Bunu söyleyerek Kral ayağa kalktı. Diğer herkes de onunla birlikte ayağa kalktı. Kral, Ebû'l-Fazl'a onu takip etmesi için işaret etti ve arka kapıdan çıktı. Ebû'l-Fazl hızla onu takip etti.

"İmparator bu geceki toplantıdan keyif aldı," diye lafa girdi Ebû'l-Fazl, Ekber'in ruh halini anlamaya çalışarak.

Ekber gülümsedi. "Evet, Ebû'l-Fazl, sözler her zamanki gibi harikaydı."

"Öyleyse, İmparator yalnız kalıp düşünmek istediği kadar çok özel mi buldu bu geceki sözleri?" diye sordu Ebû'l-Fazl şaşkınlıkla.

Ekber işaret etti ve onu çevreleyen yirmi beş muhafız on adım geriye çekildi.

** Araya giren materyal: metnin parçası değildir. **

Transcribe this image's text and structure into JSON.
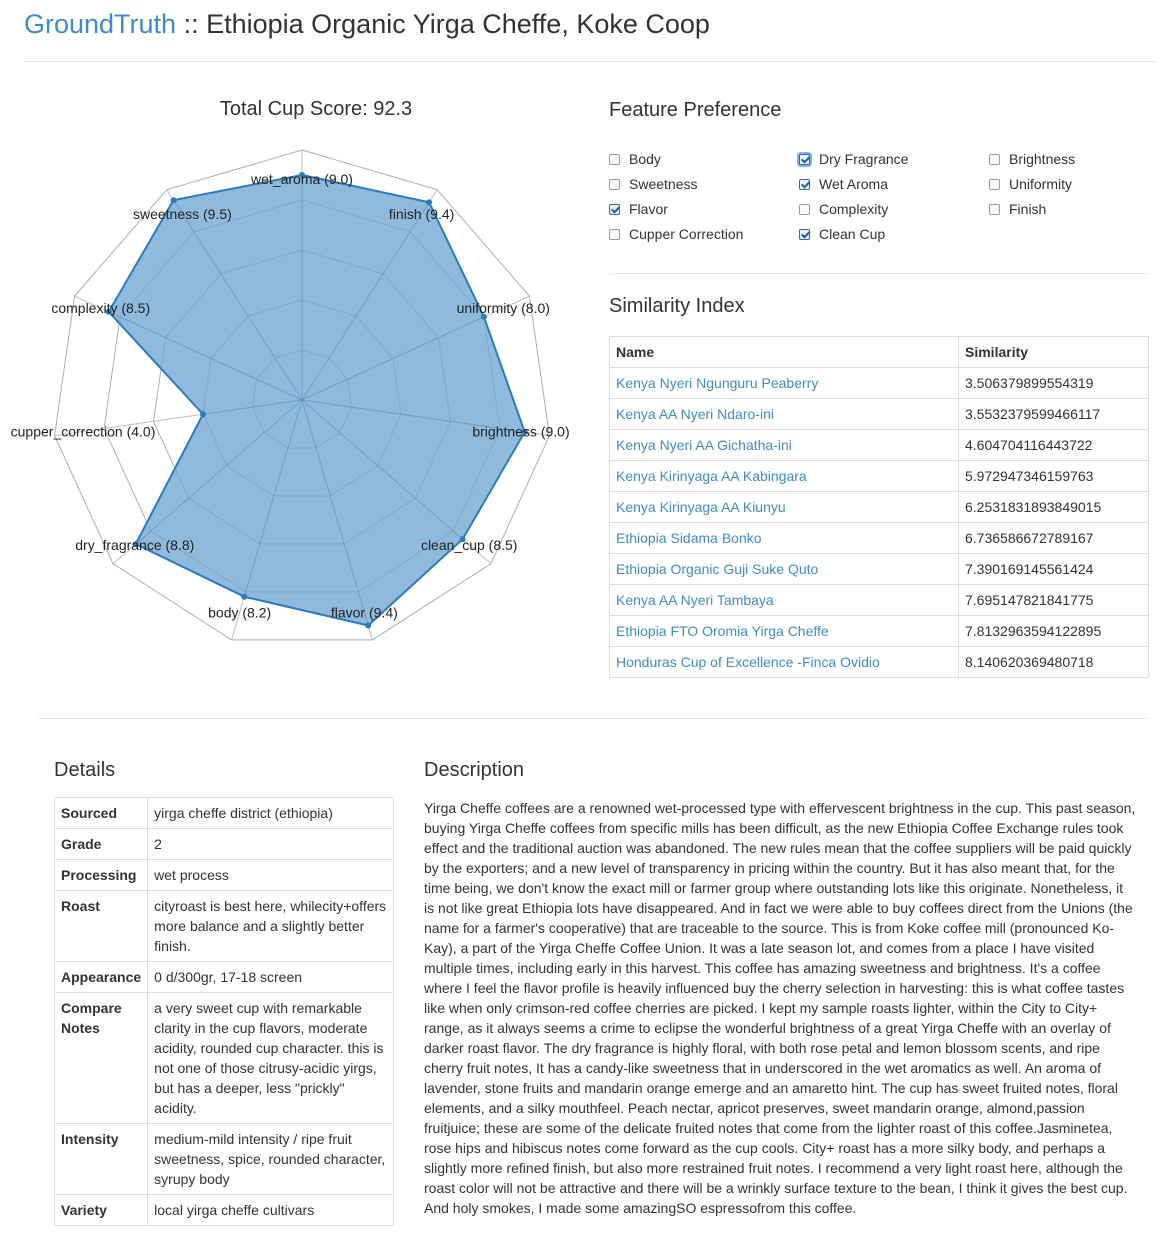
{
  "header": {
    "brand": "GroundTruth",
    "separator": " :: ",
    "title": "Ethiopia Organic Yirga Cheffe, Koke Coop"
  },
  "chart_title": "Total Cup Score: 92.3",
  "chart_data": {
    "type": "radar",
    "title": "Total Cup Score: 92.3",
    "axis_max": 10,
    "rings": 5,
    "categories": [
      "wet_aroma",
      "finish",
      "uniformity",
      "brightness",
      "clean_cup",
      "flavor",
      "body",
      "dry_fragrance",
      "cupper_correction",
      "complexity",
      "sweetness"
    ],
    "values": [
      9.0,
      9.4,
      8.0,
      9.0,
      8.5,
      9.4,
      8.2,
      8.8,
      4.0,
      8.5,
      9.5
    ],
    "labels": [
      "wet_aroma (9.0)",
      "finish (9.4)",
      "uniformity (8.0)",
      "brightness (9.0)",
      "clean_cup (8.5)",
      "flavor (9.4)",
      "body (8.2)",
      "dry_fragrance (8.8)",
      "cupper_correction (4.0)",
      "complexity (8.5)",
      "sweetness (9.5)"
    ],
    "fill_color": "#8ab6da",
    "stroke_color": "#2b7bbd"
  },
  "feature_preference": {
    "title": "Feature Preference",
    "items": [
      {
        "label": "Body",
        "checked": false
      },
      {
        "label": "Sweetness",
        "checked": false
      },
      {
        "label": "Flavor",
        "checked": true
      },
      {
        "label": "Cupper Correction",
        "checked": false
      },
      {
        "label": "Dry Fragrance",
        "checked": true
      },
      {
        "label": "Wet Aroma",
        "checked": true
      },
      {
        "label": "Complexity",
        "checked": false
      },
      {
        "label": "Clean Cup",
        "checked": true
      },
      {
        "label": "Brightness",
        "checked": false
      },
      {
        "label": "Uniformity",
        "checked": false
      },
      {
        "label": "Finish",
        "checked": false
      }
    ]
  },
  "similarity": {
    "title": "Similarity Index",
    "columns": [
      "Name",
      "Similarity"
    ],
    "rows": [
      {
        "name": "Kenya Nyeri Ngunguru Peaberry",
        "value": "3.506379899554319"
      },
      {
        "name": "Kenya AA Nyeri Ndaro-ini",
        "value": "3.5532379599466117"
      },
      {
        "name": "Kenya Nyeri AA Gichatha-ini",
        "value": "4.604704116443722"
      },
      {
        "name": "Kenya Kirinyaga AA Kabingara",
        "value": "5.972947346159763"
      },
      {
        "name": "Kenya Kirinyaga AA Kiunyu",
        "value": "6.2531831893849015"
      },
      {
        "name": "Ethiopia Sidama Bonko",
        "value": "6.736586672789167"
      },
      {
        "name": "Ethiopia Organic Guji Suke Quto",
        "value": "7.390169145561424"
      },
      {
        "name": "Kenya AA Nyeri Tambaya",
        "value": "7.695147821841775"
      },
      {
        "name": "Ethiopia FTO Oromia Yirga Cheffe",
        "value": "7.8132963594122895"
      },
      {
        "name": "Honduras Cup of Excellence -Finca Ovidio",
        "value": "8.140620369480718"
      }
    ]
  },
  "details": {
    "title": "Details",
    "rows": [
      {
        "key": "Sourced",
        "value": "yirga cheffe district (ethiopia)"
      },
      {
        "key": "Grade",
        "value": "2"
      },
      {
        "key": "Processing",
        "value": "wet process"
      },
      {
        "key": "Roast",
        "value": "cityroast is best here, whilecity+offers more balance and a slightly better finish."
      },
      {
        "key": "Appearance",
        "value": "0 d/300gr, 17-18 screen"
      },
      {
        "key": "Compare Notes",
        "value": "a very sweet cup with remarkable clarity in the cup flavors, moderate acidity, rounded cup character. this is not one of those citrusy-acidic yirgs, but has a deeper, less \"prickly\" acidity."
      },
      {
        "key": "Intensity",
        "value": "medium-mild intensity / ripe fruit sweetness, spice, rounded character, syrupy body"
      },
      {
        "key": "Variety",
        "value": "local yirga cheffe cultivars"
      }
    ]
  },
  "description": {
    "title": "Description",
    "text": "Yirga Cheffe coffees are a renowned wet-processed type with effervescent brightness in the cup. This past season, buying Yirga Cheffe coffees from specific mills has been difficult, as the new Ethiopia Coffee Exchange rules took effect and the traditional auction was abandoned. The new rules mean that the coffee suppliers will be paid quickly by the exporters; and a new level of transparency in pricing within the country. But it has also meant that, for the time being, we don't know the exact mill or farmer group where outstanding lots like this originate. Nonetheless, it is not like great Ethiopia lots have disappeared. And in fact we were able to buy coffees direct from the Unions (the name for a farmer's cooperative) that are traceable to the source. This is from Koke coffee mill (pronounced Ko-Kay), a part of the Yirga Cheffe Coffee Union. It was a late season lot, and comes from a place I have visited multiple times, including early in this harvest. This coffee has amazing sweetness and brightness. It's a coffee where I feel the flavor profile is heavily influenced buy the cherry selection in harvesting: this is what coffee tastes like when only crimson-red coffee cherries are picked. I kept my sample roasts lighter, within the City to City+ range, as it always seems a crime to eclipse the wonderful brightness of a great Yirga Cheffe with an overlay of darker roast flavor. The dry fragrance is highly floral, with both rose petal and lemon blossom scents, and ripe cherry fruit notes, It has a candy-like sweetness that in underscored in the wet aromatics as well. An aroma of lavender, stone fruits and mandarin orange emerge and an amaretto hint. The cup has sweet fruited notes, floral elements, and a silky mouthfeel. Peach nectar, apricot preserves, sweet mandarin orange, almond,passion fruitjuice; these are some of the delicate fruited notes that come from the lighter roast of this coffee.Jasminetea, rose hips and hibiscus notes come forward as the cup cools. City+ roast has a more silky body, and perhaps a slightly more refined finish, but also more restrained fruit notes. I recommend a very light roast here, although the roast color will not be attractive and there will be a wrinkly surface texture to the bean, I think it gives the best cup. And holy smokes, I made some amazingSO espressofrom this coffee."
  }
}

"Ebû'l-Fazl, bu geceyi Kraliçe Maria'nın kollarında geçirmek istiyorum. Sen âlimleri idare et. Yarın başka bir şey konuşuruz."

Ebû'l-Fazl iki an sessiz kaldı.

"Öyleyse, İmparator bu tartışmaları yüzeysel mi buluyor?"

Ekber gülümsedi. "Hayır, Ebû'l-Fazl, bunlar harika sözlerdi. Ben her zaman bu âlimlerin sözleri üzerine düşünürüm. Ama ben bir Müslüman olarak doğdum ve bir Müslüman olarak öleceğim."

"O halde, Dünya İmparatoru, bu toplantıların amacı nedir?"

"Ebû'l-Fazl, sen akıllısın. Ben bir Kral'ım, Molla ya da Pandit değil. Ben tebaamı yönetmek zorundayım, onları Cennete teslim etmek değil. Ama insanlar bunu anlamıyor. Eğer sadece bir Müslüman kalırsam, herkesin Kralı olamam. Gerçekte, herhangi bir tek dinin takipçisi kalırsam, tüm tebaamın Kralı olamam."

"Öyleyse, İmparator kendisini inançsız mı ilan etmeyi düşünüyor?" diye sordu Ebû'l-Fazl endişeyle.

"Hayır, Ebû'l-Fazl, bu yararsız olur."

Ebû'l-Fazl sessiz kaldı, anlayamadı.

Gökyüzündeki yıldızlara bakarak Ekber, "Bu nedenle, herkesi şaşkın tutacağım. Herkes, benim ya kendi dinlerine eğilimli olduğuma ya da eğilimli olabileceğimme inanmaya devam edecek. Dolayısıyla, hepsi beni kendi dinlerine dönüştürme umuduyla meşgul kalacaklar."

Ebû'l-Fazl içgüdüsel olarak öne çıktı ve eğilerek Ekber'in elini öptü. "Dünya İmparatoru'nun hikmeti ve anlayışı, evrendeki tüm kitapları ve bilgileri aşar."

"Yeter, Ebû'l-Fazl, şimdi gitmeme izin ver. Kalbim Kraliçe'nin kucaklaşmasını özlüyor." Ekber şakacı bir şekilde söyledi ve saraya doğru yürüdü.